Open Taylord93 opened 7 years ago

Taylord93 commented 7 years ago

unCSS – Removes unused CSS as it is compiled from sass. Potentially annoying if creating CSS that is not yet being used so open for debate if its actually worth using, could optimize our sites/apps though

CSS Comb – Style/syntax formatting. Keeps src files the same with predefined variables, also available for js and html Goes beyond just indentation, also examines actual coding style to enforce some sort of uniformity.

CSS Lint – Self explanatory. Also available for html.

Process HTML – Allows you to insert variables while compiling html for production. Could be useful if we need to switch to a CDN for vendor packages, remove the vendors.js file and just throw in the CDN when it gets compiled into production.

JSON format – Format the global data.json file.

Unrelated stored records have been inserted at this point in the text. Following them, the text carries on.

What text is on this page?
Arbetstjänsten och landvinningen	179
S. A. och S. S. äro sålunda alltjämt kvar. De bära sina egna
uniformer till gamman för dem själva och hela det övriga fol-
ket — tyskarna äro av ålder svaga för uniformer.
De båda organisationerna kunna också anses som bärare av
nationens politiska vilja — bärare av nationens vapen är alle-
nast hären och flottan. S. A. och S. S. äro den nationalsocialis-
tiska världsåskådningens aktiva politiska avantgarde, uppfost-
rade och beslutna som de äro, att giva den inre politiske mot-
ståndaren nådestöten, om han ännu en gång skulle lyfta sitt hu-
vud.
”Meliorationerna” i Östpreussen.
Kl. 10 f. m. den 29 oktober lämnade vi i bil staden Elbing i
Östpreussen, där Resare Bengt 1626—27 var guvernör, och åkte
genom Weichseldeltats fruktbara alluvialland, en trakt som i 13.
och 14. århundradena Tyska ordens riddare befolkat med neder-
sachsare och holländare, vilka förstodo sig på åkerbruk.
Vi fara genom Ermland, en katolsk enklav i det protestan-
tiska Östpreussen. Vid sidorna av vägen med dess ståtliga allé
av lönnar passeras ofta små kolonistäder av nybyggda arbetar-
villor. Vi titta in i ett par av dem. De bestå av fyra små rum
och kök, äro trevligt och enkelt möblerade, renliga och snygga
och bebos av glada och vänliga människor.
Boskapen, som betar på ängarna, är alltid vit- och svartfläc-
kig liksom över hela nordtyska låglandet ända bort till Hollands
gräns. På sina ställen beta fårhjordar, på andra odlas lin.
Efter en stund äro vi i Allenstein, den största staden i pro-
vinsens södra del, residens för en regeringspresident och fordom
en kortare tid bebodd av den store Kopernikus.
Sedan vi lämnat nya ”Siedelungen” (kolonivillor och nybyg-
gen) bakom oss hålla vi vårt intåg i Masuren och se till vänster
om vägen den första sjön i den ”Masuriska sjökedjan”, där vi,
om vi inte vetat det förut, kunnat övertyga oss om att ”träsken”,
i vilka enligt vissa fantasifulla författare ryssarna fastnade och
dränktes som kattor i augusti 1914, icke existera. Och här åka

fixMyJs – Takes care of the annoying issues from JSHint, like missing semicolons.

All are open for debate.

Toddses commented 7 years ago

I'm fine with trying out unCSS. My concern is that we tend to do a lot of className juggling with Angular (in particular with angular-animate) and those might get stripped out and break things. We'd need to test and be sure it is workable.

I'm not sure CSS Comb will do anything for us, since we use Sass and this doesn't do anything with Sass. We compile the Sass to minified CSS file and we wouldn't want to format that file. And honestly the unminified compiled CSS file looks pretty well formatted.

CSS Lint, I am not sure we can do anything with it. Wouldn't mind looking for a Sass linter though... HTML linter is fine with me.

Process HTML could be useful. Doesn't hurt to add it in at least, and if we can't find any good usecases it's not a big deal to leave it in anyway.

I'm not sure what JSON format would do for us... My JSON data files are pretty well formatted so I'm not sure what it would be doing other than changing the spacing. I couldn't really find an example output on this one to convince me it would be useful.

fixMyJs is a no from me. I'd like us to make sure our source code doesn't produce any linter errors (instead of fixing them through a build process). Plus it doesn't appear that fixMyJs is maintained anymore (dec 2014 was the last release, no response from the owners on issues in a long time) and the've allowed their domain to expire several months ago (fixmyjs.com is some sort of scam site now). I'd be reluctant to use it even if I wasn't against the very idea of it in the first place.